The issue becomes even more complicated when the hands are stylized or Roman numerals replace Arabic ones. And to think that we humans solved this problem millennia ago with sundials; today we even have wristwatches that measure the phases of the moon and the heart rate, yet artificial intelligence seems stuck in the Time Stone Age.
Even the presence or absence of the second hand doesn’t change the AI’s performance, suggesting that the problem is deeper than it seems. It’s not just a matter of visual recognition, but of spatial and contextual interpretation. And it doesn't stop there.

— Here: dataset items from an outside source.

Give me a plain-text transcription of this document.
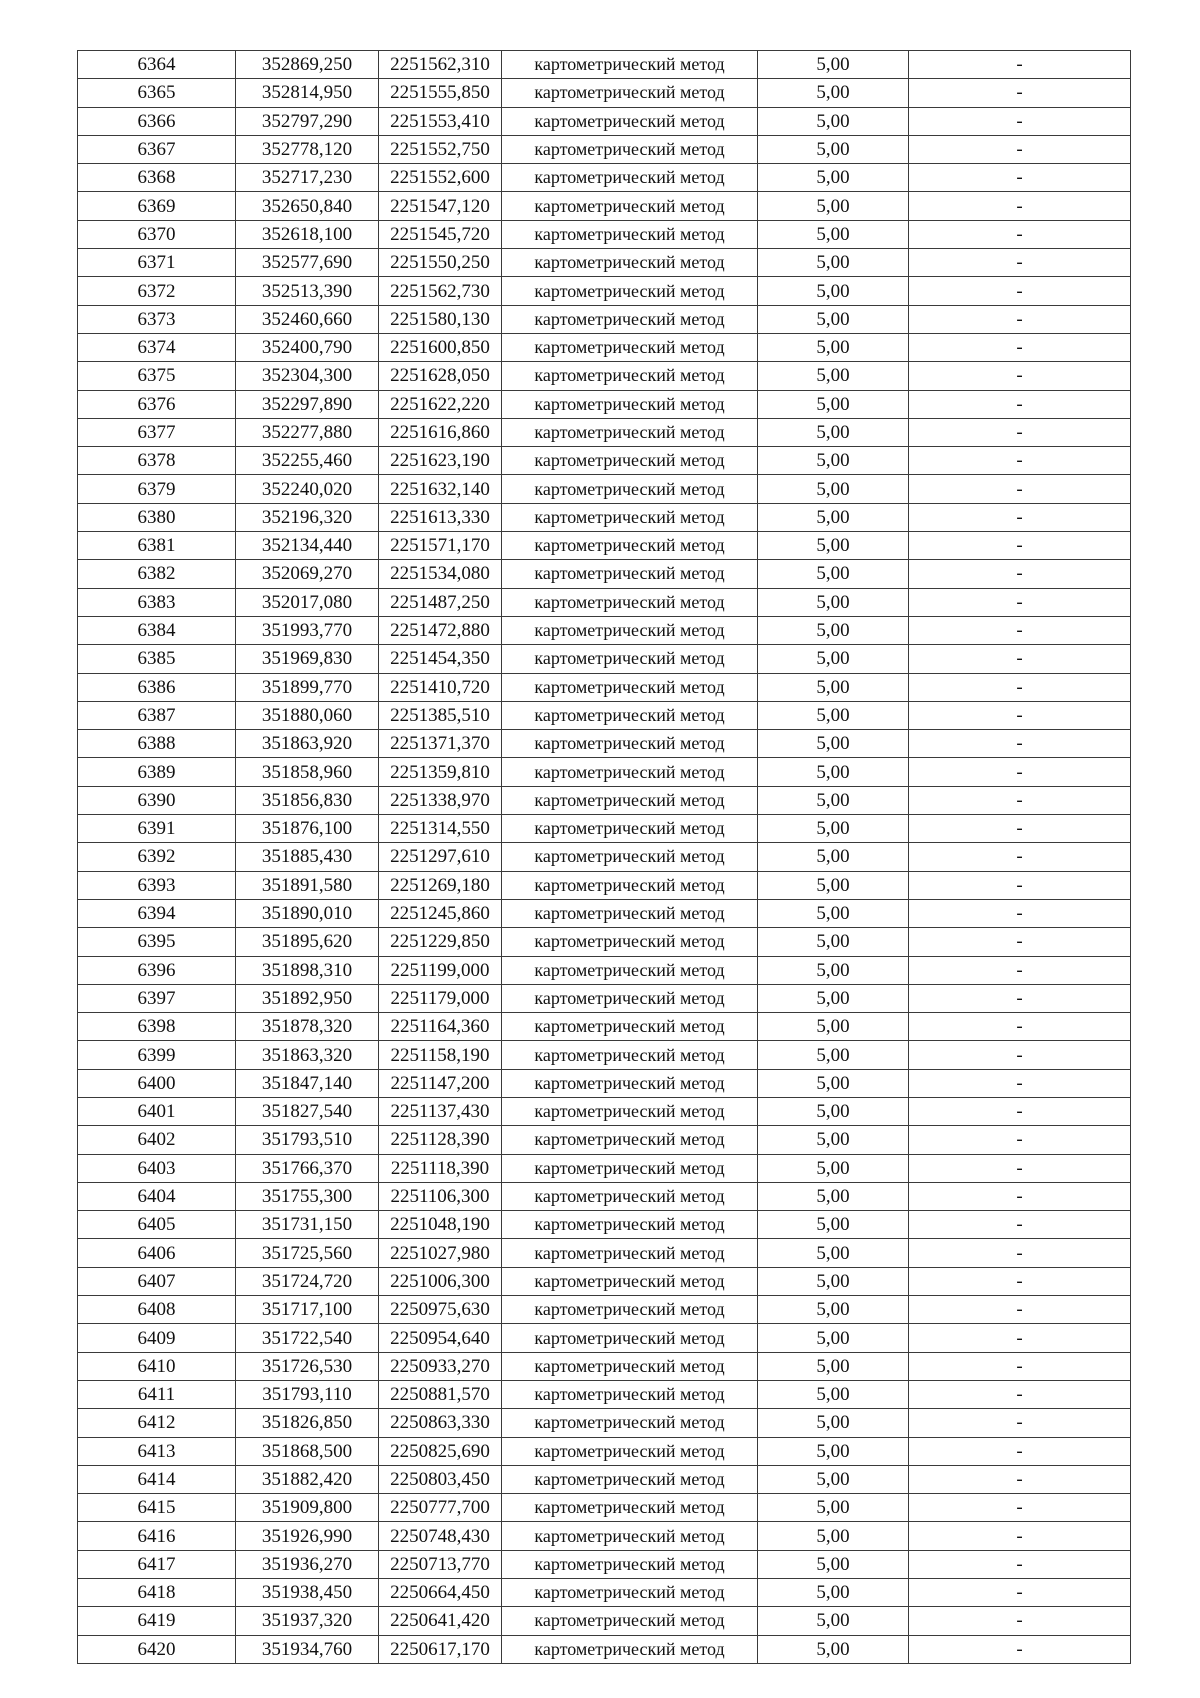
6364	352869,250	2251562,310	картометрический метод	5,00	-
6365	352814,950	2251555,850	картометрический метод	5,00	-
6366	352797,290	2251553,410	картометрический метод	5,00	-
6367	352778,120	2251552,750	картометрический метод	5,00	-
6368	352717,230	2251552,600	картометрический метод	5,00	-
6369	352650,840	2251547,120	картометрический метод	5,00	-
6370	352618,100	2251545,720	картометрический метод	5,00	-
6371	352577,690	2251550,250	картометрический метод	5,00	-
6372	352513,390	2251562,730	картометрический метод	5,00	-
6373	352460,660	2251580,130	картометрический метод	5,00	-
6374	352400,790	2251600,850	картометрический метод	5,00	-
6375	352304,300	2251628,050	картометрический метод	5,00	-
6376	352297,890	2251622,220	картометрический метод	5,00	-
6377	352277,880	2251616,860	картометрический метод	5,00	-
6378	352255,460	2251623,190	картометрический метод	5,00	-
6379	352240,020	2251632,140	картометрический метод	5,00	-
6380	352196,320	2251613,330	картометрический метод	5,00	-
6381	352134,440	2251571,170	картометрический метод	5,00	-
6382	352069,270	2251534,080	картометрический метод	5,00	-
6383	352017,080	2251487,250	картометрический метод	5,00	-
6384	351993,770	2251472,880	картометрический метод	5,00	-
6385	351969,830	2251454,350	картометрический метод	5,00	-
6386	351899,770	2251410,720	картометрический метод	5,00	-
6387	351880,060	2251385,510	картометрический метод	5,00	-
6388	351863,920	2251371,370	картометрический метод	5,00	-
6389	351858,960	2251359,810	картометрический метод	5,00	-
6390	351856,830	2251338,970	картометрический метод	5,00	-
6391	351876,100	2251314,550	картометрический метод	5,00	-
6392	351885,430	2251297,610	картометрический метод	5,00	-
6393	351891,580	2251269,180	картометрический метод	5,00	-
6394	351890,010	2251245,860	картометрический метод	5,00	-
6395	351895,620	2251229,850	картометрический метод	5,00	-
6396	351898,310	2251199,000	картометрический метод	5,00	-
6397	351892,950	2251179,000	картометрический метод	5,00	-
6398	351878,320	2251164,360	картометрический метод	5,00	-
6399	351863,320	2251158,190	картометрический метод	5,00	-
6400	351847,140	2251147,200	картометрический метод	5,00	-
6401	351827,540	2251137,430	картометрический метод	5,00	-
6402	351793,510	2251128,390	картометрический метод	5,00	-
6403	351766,370	2251118,390	картометрический метод	5,00	-
6404	351755,300	2251106,300	картометрический метод	5,00	-
6405	351731,150	2251048,190	картометрический метод	5,00	-
6406	351725,560	2251027,980	картометрический метод	5,00	-
6407	351724,720	2251006,300	картометрический метод	5,00	-
6408	351717,100	2250975,630	картометрический метод	5,00	-
6409	351722,540	2250954,640	картометрический метод	5,00	-
6410	351726,530	2250933,270	картометрический метод	5,00	-
6411	351793,110	2250881,570	картометрический метод	5,00	-
6412	351826,850	2250863,330	картометрический метод	5,00	-
6413	351868,500	2250825,690	картометрический метод	5,00	-
6414	351882,420	2250803,450	картометрический метод	5,00	-
6415	351909,800	2250777,700	картометрический метод	5,00	-
6416	351926,990	2250748,430	картометрический метод	5,00	-
6417	351936,270	2250713,770	картометрический метод	5,00	-
6418	351938,450	2250664,450	картометрический метод	5,00	-
6419	351937,320	2250641,420	картометрический метод	5,00	-
6420	351934,760	2250617,170	картометрический метод	5,00	-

Calendars: A Puzzle for Digital Giants
What I find particularly fascinating is how calendars present an insurmountable obstacle for these artificial intelligences. Researchers have found that even the best models They miscalculate dates 20% of the time. Imagine relying on an AI to schedule important appointments with this margin of error: you risk missing them one in five times.
The tests conducted by the team led by Rohit Saxena of School of Informatics have highlighted how these machines fail miserably at tasks that a primary school child can easily perform. Identifying holidays or calculating future and past dates seem like abstruse concepts for systems that excel at generating complex text.
The Aryo Gema, another researcher involved in the study, pointed out the irony of the situation: systems designed for complex reasoning that get bogged down in everyday tasks. It's like having Nobel Prize winners (literally) who don't know how to install a light bulb.
The Implication for Our Digital Future
Imagine a world where home automation systems can't manage timetables properly; virtual assistants that wake you up at 3 am convinced that it's time to go to work; robots that arrive at appointments a day late. It sounds like the plot of a comedy, but it's the real state of the art.
These seemingly trivial problems have enormous implications for integrating AI into time-sensitive applications. Think of scheduling assistants, autonomous robots, or tools for the visually impaired—all of them depend on the correct interpretation of times and dates.
The study, which will be presented at the “Reasoning and Planning for Large Language Models” workshop in Singapore on April 28, 2025, highlights a significant gap in machine capabilities. And if we really want AI to become an integral part of our daily lives, it’s time for it to learn to read the clock.
Ultimately, however brilliant they may be in other fields, these systems demonstrate how long the road is still to an intelligence truly comparable to ours. Perhaps it is precisely in these small daily inabilities that the deepest difference between man and machine lies. And for once, I am almost pleased that the hands of time are still a mystery to them.